魂が抜けたようにふらふらとした足取りで帰り着いた自宅アパートで、私はベッドに倒れ込んだ。
頬にかかる自分の長い髪がうっとうしい。けれど、それを直す気力すらない。
放っておくと勝手に潤んでくる瞳を忌々しく思い、痛いくらいに強く、枕に顔を押し付けた。
……いつまで。
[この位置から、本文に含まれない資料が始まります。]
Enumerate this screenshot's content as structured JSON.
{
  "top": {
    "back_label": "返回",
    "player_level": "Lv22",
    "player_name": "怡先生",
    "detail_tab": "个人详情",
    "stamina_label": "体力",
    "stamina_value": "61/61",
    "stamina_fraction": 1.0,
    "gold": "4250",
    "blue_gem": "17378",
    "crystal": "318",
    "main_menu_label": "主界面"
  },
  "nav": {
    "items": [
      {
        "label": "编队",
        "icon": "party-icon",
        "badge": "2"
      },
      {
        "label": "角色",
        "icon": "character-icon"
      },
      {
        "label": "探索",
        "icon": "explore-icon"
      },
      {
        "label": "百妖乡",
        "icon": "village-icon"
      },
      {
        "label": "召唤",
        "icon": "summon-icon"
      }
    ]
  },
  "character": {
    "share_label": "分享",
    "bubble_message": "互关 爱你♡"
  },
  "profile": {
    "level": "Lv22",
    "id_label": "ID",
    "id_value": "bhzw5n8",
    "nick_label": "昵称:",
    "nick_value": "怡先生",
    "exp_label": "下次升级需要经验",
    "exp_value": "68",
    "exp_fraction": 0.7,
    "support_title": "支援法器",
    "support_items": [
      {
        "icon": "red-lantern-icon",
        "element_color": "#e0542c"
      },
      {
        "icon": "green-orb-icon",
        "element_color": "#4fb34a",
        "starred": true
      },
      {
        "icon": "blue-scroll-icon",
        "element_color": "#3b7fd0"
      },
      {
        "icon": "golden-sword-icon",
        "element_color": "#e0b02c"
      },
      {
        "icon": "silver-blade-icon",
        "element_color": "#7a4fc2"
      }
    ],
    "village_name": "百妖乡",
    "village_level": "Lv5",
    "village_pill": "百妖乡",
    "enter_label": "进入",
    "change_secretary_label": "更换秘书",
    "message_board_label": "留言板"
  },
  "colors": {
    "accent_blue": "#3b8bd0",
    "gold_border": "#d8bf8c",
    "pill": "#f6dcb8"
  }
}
いつまで、我慢すればいいんだろう。
前に編集長が専務たちと飲みに行くという話をしていたけれど、結局その報告もない。
やっぱり、あの人と正面から話し合うなんてこと、無理だったんだろうな……
つまり……状況は、何も変わってない。
私たちは、ただの上司と部下として振る舞わなきゃいけない。
……そんな時期に、オトナの女の人に迫られて、編集長も少し揺れちゃったのかな。
据え膳食わぬは……的な感じで。
こんな時、私はどんな態度を取ったらいいんだろう。
知らない振りをして、ただただ耐える?
“キスしているところを見た”とはっきり言って、彼を責める?
それともあの女の人の素性を調べて、会いに行って、“私の彼氏に手を出さないで”って言うとか……
「……どれも無理、だよ」
くぐもった声で呟き、目を閉じる。
今日はもうこのまま寝ちゃおうかな……食欲、ないし。
シャワーは朝浴びればいいや……
投げやりにそう思いながら、ごろんと寝返りを打つ。
するとその瞬間、玄関のチャイムが鳴った音が聞こえて、目を見開いた私は、がばっと身を起こす。